SIMAP fulltext queries use a fulltext index that was build from all protein IDs and descriptions. The text information is separated into words by all characters except on letters and digits. The minimum wordlength has been set to 3.

Homologs

The term homology refers to similarity attributable to descent from a common ancestor. Homologs are homologuous proteins that have sequences which are expected to share ancestry. Homology of sequences can be of two types: orthology or paralogy. Homologous sequences are orthologous if they were separated by a speciation event: if a gene exists in a species, and that species diverges into two species, then the copies of this gene in the resulting species are orthologous. Homologous sequences are paralogous if they were separated by a gene duplication event: if a gene in an organism is duplicated, then the two copies are paralogous. A pair of sequences that are orthologous to each other are called orthologs, a pair that are paralogous are called paralogs.

Identity

The percent identity value is a attribute of pairwise alignments that measures the number of identical residues ("matches") compared to the length of the alignment.

Low-complexity regions

Low complexity regions in amino acid sequences are regions of biased composition including homopolymeric runs, short-period repeats, and more subtle overrepresentation of one or a few residues.
In SIMAP the seg program (Wootton 1994) is used to compute low complexity regions. To keep the sequence information in SIMAP sequences the residues in low complexity regions are not replaced by "X" but converted into lower-case characters.

MD5 checksum

The checksum allows to quickly identify identical sequences in SIMAP. The value of the MD5 checksum is derived from the pure amino acid sequence itself (all characters in upper case) using the 128 bit Message-Digest algorithm 5 function.

Overlap

The overlap value is a attribute of pairwise alignments that measures the length of the the alignment, including matches, mismatches and gaps.

Protein

SIMAP protein entries correspond to the entries from the originating databases. They are associated to their corresponding SIMAP sequence.

Protein ID

The ID of SIMAP protein entries is taken from the identifier field of the originating database entries. It can be searched using fulltext queries.

raw Sequence format

A sequence in raw format contains lines of sequence data. The lines may be formatted by whitespaces and may contain index numbers. An example sequence in raw format as supported in the SIMAP sequence search:

     MVTHPSlvla atialavvlG AISIADFRRQ IIPDGLNLAL AGIGLSYQLA ADADAMPQRl 60
     lfaaatfaaa wllRRGHFLM TGRIGLGLGD VKMLAAASCW ISPLLLPVll fiasasallf 120
     VGGQVvatgp aaararvafg pfIAIGLGAS WALEQFAGLD MGLL                  164

Selfscore

The selfscore is the sw-Score of the pairwise alignment of a amino acid sequence with itself. The selfscore represents the maximum value of the sw-Score of the particular sequence in pairwise alignments with other sequences. Low complexity regions in sequences are marked by lower-case characters.

Sequence

SIMAP sequences represent amino acid sequences and are stored separately from proteins in a non-redundant database. Identical sequences are detected by their equal MD5 checksum. One sequence may be associated to many proteins in several databases.

Sequence ID

The sequence ID is a unique number for each SIMAP sequence. It is used in SIMAP itself and SIMAP related databases.

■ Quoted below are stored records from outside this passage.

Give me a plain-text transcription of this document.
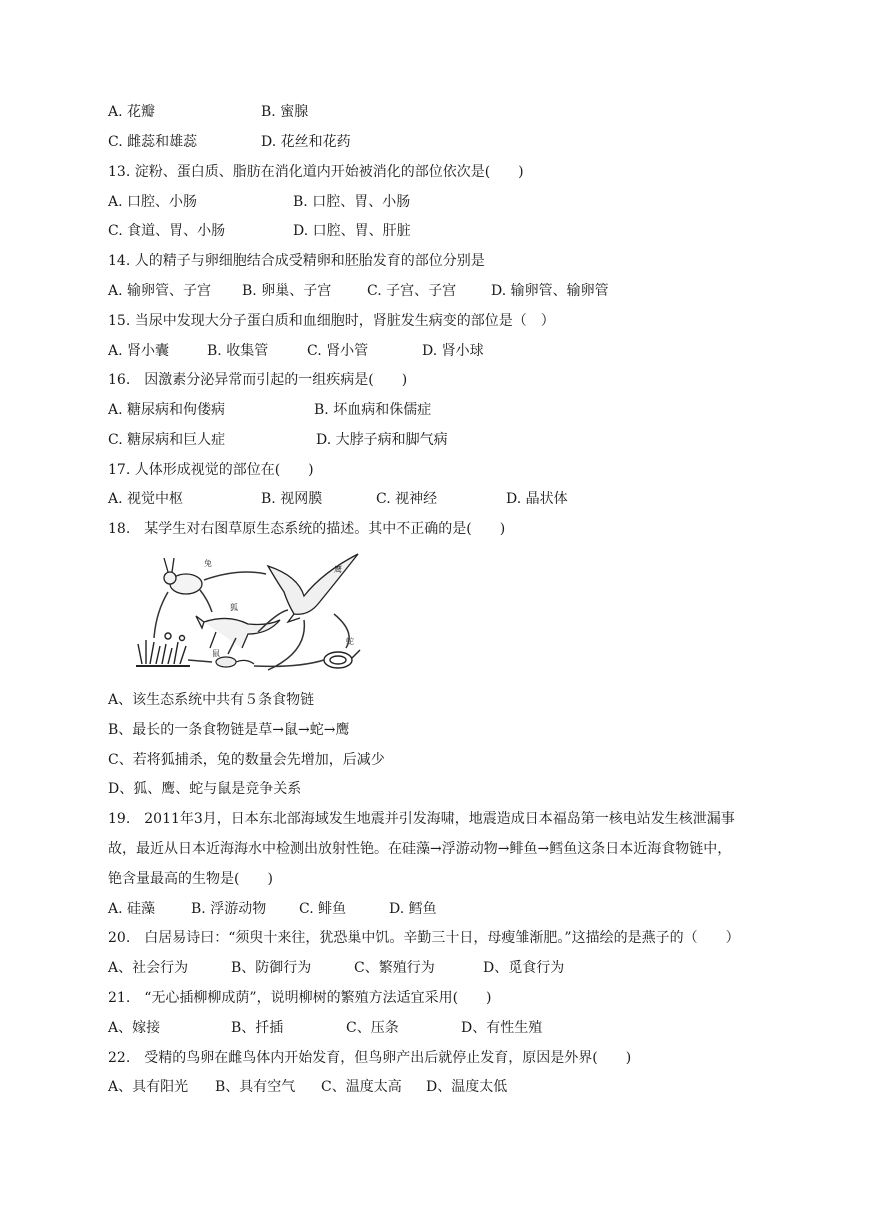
A. 花瓣	B. 蜜腺
C. 雌蕊和雄蕊	D. 花丝和花药
13. 淀粉、蛋白质、脂肪在消化道内开始被消化的部位依次是(　　)
A. 口腔、小肠	B. 口腔、胃、小肠
C. 食道、胃、小肠	D. 口腔、胃、肝脏
14. 人的精子与卵细胞结合成受精卵和胚胎发育的部位分别是
A. 输卵管、子宫 B. 卵巢、子宫	C. 子宫、子宫 D. 输卵管、输卵管
15. 当尿中发现大分子蛋白质和血细胞时，肾脏发生病变的部位是（　）
A. 肾小囊	B. 收集管	C. 肾小管	D. 肾小球
16.　因激素分泌异常而引起的一组疾病是(　　)
A. 糖尿病和佝偻病	B. 坏血病和侏儒症
C. 糖尿病和巨人症	D. 大脖子病和脚气病
17. 人体形成视觉的部位在(　　)
A. 视觉中枢	B. 视网膜	C. 视神经	D. 晶状体
18.　某学生对右图草原生态系统的描述。其中不正确的是(　　)
兔
鹰
狐
鼠
蛇
A、该生态系统中共有５条食物链
B、最长的一条食物链是草→鼠→蛇→鹰
C、若将狐捕杀，兔的数量会先增加，后减少
D、狐、鹰、蛇与鼠是竞争关系
19.　2011年3月，日本东北部海域发生地震并引发海啸，地震造成日本福岛第一核电站发生核泄漏事
故，最近从日本近海海水中检测出放射性铯。在硅藻→浮游动物→鲱鱼→鳕鱼这条日本近海食物链中，
铯含量最高的生物是(　　)
A. 硅藻	B. 浮游动物 C. 鲱鱼	D. 鳕鱼
20.　白居易诗曰：“须臾十来往，犹恐巢中饥。辛勤三十日，母瘦雏渐肥。”这描绘的是燕子的（　　）
A、社会行为	B、防御行为	C、繁殖行为	D、觅食行为
21.　“无心插柳柳成荫”，说明柳树的繁殖方法适宜采用(　　)
A、嫁接	B、扦插	C、压条	D、有性生殖
22.　受精的鸟卵在雌鸟体内开始发育，但鸟卵产出后就停止发育，原因是外界(　　)
A、具有阳光 B、具有空气 C、温度太高 D、温度太低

Smith-Waterman pairwise alignment method

A pair wise alignment is parameterized by its underlying substitution matrix which models the exchange probabilities of the amino acids as the BLOSUM50 matrix (Henikoff and Henikoff 1992), the costs of opening and extending gaps and the boundary condition whether the alignment should be optimized locally or globally. The optimal solution for the local case is the Smith Waterman algorithm (Smith and Waterman 1981).

SW-score

The score value is a attribute of pairwise alignments that measures the similarity of the the alignment by its underlying substitution matrix and gap penalties. The SW-score represents the score of Smith-Waterman alignments.